Por el camino, pudimos contemplar a gente afanada en sus labores de campos, así como a sus animalitos de granja y los típicos bueyes de agua empleados para los trabajos en las terrazas.

También observamos a muchos niños por el camino, jugando solos a cualquier cosa y nos preguntábamos porqué no estarían en el colegio.


Se ve que muy obligatorio no era, pues haber, lo había, y justo en medio del pueblo.


El mejor y más grande edificio de la zona, prácticamente el único que estaba construido con cemento y ladrillos , era el colegio, donde a bastantes niños, se les impartía clases en el momento de nuestra llegada.

La señora mayor australiana, venía preparada para el acontecimiento, y se entrometió en medio de la clase para repartir pegatinas a los chiquillos, con el beneplácito de la profesora.

Un buen rato estuvo repartiéndolas entre los pequeños, tanto, que no se dio cuenta de que la clase había cambiado ya de profesora, y a ésta, ya se le estaba empezando a hacer molesta la situación.

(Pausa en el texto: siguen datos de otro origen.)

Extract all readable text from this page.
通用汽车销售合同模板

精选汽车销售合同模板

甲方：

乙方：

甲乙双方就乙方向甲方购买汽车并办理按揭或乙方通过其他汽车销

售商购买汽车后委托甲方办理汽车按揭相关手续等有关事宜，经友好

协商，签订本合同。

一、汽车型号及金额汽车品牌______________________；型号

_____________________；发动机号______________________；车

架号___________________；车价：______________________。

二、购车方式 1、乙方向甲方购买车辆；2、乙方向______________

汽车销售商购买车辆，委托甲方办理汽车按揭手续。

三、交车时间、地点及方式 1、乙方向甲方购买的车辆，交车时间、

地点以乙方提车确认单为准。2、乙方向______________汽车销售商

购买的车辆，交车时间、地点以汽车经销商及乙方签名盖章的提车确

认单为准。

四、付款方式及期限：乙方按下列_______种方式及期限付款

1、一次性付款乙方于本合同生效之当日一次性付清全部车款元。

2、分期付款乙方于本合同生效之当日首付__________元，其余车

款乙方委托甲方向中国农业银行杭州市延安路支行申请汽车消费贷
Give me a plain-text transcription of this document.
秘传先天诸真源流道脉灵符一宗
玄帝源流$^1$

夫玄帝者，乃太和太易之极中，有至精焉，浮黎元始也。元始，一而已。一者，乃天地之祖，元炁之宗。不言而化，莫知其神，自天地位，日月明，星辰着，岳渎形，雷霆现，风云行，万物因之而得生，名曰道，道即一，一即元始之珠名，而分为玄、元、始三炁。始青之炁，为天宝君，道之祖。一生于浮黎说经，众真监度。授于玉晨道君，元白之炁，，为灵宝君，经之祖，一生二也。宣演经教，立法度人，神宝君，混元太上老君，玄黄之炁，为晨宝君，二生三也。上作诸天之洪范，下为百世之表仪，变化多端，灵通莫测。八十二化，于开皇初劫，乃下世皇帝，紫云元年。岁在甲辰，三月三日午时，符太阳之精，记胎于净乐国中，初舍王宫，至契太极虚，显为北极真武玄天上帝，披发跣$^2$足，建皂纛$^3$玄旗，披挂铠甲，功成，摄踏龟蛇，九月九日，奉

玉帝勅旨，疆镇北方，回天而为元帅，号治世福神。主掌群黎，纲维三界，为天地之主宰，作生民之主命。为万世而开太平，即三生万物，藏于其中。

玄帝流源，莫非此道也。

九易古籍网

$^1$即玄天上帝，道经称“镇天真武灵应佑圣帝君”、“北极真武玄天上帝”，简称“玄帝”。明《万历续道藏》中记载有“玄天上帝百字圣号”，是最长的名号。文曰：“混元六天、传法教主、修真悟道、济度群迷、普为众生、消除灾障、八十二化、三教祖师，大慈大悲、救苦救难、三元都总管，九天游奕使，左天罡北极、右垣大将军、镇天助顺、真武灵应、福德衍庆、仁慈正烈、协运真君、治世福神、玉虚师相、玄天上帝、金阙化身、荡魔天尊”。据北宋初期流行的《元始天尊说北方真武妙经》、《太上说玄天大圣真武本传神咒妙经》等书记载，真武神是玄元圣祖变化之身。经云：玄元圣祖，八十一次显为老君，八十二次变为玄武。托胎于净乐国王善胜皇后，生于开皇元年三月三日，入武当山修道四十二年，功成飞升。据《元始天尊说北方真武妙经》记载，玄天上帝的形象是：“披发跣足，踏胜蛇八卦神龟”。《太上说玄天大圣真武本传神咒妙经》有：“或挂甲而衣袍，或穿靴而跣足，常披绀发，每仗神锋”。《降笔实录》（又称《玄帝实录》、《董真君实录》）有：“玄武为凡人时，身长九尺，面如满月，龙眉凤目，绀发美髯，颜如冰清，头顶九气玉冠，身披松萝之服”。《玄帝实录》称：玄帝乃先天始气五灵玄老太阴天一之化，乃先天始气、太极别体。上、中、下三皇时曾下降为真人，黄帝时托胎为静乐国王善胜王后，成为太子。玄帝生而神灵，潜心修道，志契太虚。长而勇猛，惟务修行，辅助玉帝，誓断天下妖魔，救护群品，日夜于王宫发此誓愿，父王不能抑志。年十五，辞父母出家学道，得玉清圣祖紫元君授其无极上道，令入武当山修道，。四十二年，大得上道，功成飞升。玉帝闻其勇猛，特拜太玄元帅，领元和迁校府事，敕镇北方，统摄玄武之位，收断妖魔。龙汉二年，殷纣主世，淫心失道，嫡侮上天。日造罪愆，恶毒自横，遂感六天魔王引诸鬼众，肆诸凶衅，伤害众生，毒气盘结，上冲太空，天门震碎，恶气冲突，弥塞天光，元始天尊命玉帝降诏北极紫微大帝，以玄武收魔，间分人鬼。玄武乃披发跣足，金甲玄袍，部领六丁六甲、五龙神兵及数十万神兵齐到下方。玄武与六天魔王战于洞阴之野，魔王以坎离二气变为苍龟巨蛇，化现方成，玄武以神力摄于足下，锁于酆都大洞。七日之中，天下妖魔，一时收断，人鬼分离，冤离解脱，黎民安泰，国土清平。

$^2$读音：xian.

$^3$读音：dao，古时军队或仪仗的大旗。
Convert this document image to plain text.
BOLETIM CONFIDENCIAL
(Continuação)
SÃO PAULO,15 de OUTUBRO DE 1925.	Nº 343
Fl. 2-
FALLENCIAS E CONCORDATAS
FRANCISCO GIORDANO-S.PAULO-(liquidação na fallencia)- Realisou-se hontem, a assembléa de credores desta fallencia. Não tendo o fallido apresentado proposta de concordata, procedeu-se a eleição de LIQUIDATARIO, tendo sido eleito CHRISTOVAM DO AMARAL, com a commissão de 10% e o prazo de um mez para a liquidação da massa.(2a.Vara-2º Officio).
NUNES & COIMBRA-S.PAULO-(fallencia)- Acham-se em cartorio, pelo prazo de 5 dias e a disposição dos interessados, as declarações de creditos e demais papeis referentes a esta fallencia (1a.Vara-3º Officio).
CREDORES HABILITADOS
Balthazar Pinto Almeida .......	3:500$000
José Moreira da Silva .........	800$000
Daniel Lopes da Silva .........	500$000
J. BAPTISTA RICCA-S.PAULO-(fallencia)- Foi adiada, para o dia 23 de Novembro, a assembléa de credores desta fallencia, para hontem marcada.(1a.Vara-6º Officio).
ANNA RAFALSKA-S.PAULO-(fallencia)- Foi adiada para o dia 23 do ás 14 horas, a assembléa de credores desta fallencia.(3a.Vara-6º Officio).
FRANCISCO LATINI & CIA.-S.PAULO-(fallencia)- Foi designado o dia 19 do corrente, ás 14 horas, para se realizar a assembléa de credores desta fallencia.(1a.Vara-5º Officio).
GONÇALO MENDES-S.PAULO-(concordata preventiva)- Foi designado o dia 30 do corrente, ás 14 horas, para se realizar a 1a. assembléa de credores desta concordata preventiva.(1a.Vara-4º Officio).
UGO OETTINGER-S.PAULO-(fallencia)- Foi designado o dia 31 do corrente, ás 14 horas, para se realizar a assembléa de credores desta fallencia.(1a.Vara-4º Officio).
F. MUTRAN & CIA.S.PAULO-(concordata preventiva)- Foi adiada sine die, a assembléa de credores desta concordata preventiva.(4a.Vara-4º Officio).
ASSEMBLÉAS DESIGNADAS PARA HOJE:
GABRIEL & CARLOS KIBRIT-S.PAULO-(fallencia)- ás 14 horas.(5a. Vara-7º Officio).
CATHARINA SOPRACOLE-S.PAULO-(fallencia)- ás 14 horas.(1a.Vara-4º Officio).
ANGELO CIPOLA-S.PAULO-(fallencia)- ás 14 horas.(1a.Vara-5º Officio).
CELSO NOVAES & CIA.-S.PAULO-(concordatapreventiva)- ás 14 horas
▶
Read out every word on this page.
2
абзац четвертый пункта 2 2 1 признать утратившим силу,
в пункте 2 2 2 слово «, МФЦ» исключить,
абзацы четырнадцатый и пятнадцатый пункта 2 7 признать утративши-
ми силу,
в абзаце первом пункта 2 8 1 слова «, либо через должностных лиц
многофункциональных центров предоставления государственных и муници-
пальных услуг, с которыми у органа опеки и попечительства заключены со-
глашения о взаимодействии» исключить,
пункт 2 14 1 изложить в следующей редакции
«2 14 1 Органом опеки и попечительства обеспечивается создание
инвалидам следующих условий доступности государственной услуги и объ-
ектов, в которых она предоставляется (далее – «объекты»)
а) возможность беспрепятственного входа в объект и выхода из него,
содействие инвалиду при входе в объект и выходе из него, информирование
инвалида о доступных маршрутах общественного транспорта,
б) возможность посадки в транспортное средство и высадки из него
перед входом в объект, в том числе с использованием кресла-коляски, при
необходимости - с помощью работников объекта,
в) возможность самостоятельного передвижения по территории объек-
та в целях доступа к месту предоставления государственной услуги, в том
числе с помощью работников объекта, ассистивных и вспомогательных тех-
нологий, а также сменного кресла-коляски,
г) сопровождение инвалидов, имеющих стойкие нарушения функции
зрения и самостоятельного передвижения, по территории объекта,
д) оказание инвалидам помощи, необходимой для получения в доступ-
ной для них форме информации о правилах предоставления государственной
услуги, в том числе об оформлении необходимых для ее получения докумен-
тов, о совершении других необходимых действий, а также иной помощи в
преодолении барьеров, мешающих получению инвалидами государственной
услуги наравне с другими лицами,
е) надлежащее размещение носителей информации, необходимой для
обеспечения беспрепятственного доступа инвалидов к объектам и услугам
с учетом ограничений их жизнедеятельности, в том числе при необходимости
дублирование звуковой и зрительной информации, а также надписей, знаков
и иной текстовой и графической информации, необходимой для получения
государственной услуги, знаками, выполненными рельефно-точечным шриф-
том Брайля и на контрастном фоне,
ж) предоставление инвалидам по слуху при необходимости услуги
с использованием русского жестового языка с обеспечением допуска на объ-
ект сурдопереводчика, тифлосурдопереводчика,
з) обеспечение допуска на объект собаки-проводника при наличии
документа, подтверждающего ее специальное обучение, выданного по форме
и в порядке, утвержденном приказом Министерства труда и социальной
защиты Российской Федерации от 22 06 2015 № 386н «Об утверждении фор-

Nos desmarcamos del asunto y nos entretuvimos un poco, admirando el paisaje del pueblo, mientras la señora estaba allí dentro alborotando a los chiquillos, y en estas, que una de nuestras compañeras danesas aparece, y nos intenta llamar la atención, porque según ella, estaban todos esperando por nosotros.


- ¡Vete y cuéntale eso a la doña que está allí dentro! - fue nuestra contestación.

Al rato apareció el guía, quién al preguntarnos y recibir nuestra explicación, fue a la clase a sacar a la señora de allí para poder proseguir la marcha.



La profesora, tenía ya un "rebote" de cuidado con la situación, y desde que vio aparecer al chico, de tan malos modos que hasta nosotros la entendimos, le dijo que la sacase de allí ya, que tenía que seguir con la clase de los niños.

Mientras todo eso pasaba, en el patio del colegio, habían algunas mujeres, suponemos que madres de algunos niños, ataviadas con las ropas tanto de Hmong negros como de Dazao rojos, cosiendo y elaborando juntas productos de artesanía.

No mucho tiempo más después de que retomáramos la marcha, llegamos a una zona, donde, a los lados de la carretera sin asfatar por la que caminábamos, bordeada por interminables campos repletos con terrazas de arrozales llenas de numerosa gente trabajando laboriosamente en ellos, empezaban a saltearse por aquí y por allá, numerosas casonas de madera.


En alguna de ellas, habitadas por señoras Dzao Rojo, entramos, para que nos explicaran cosas sobre su vida cotidiana, como por ejemplo, la manera en la que elaboraban sus harinas de arroz, básica para la subsistencia, hasta que por fin, llegamos otra casa más grande, que sería donde nos alojaríamos esa noche.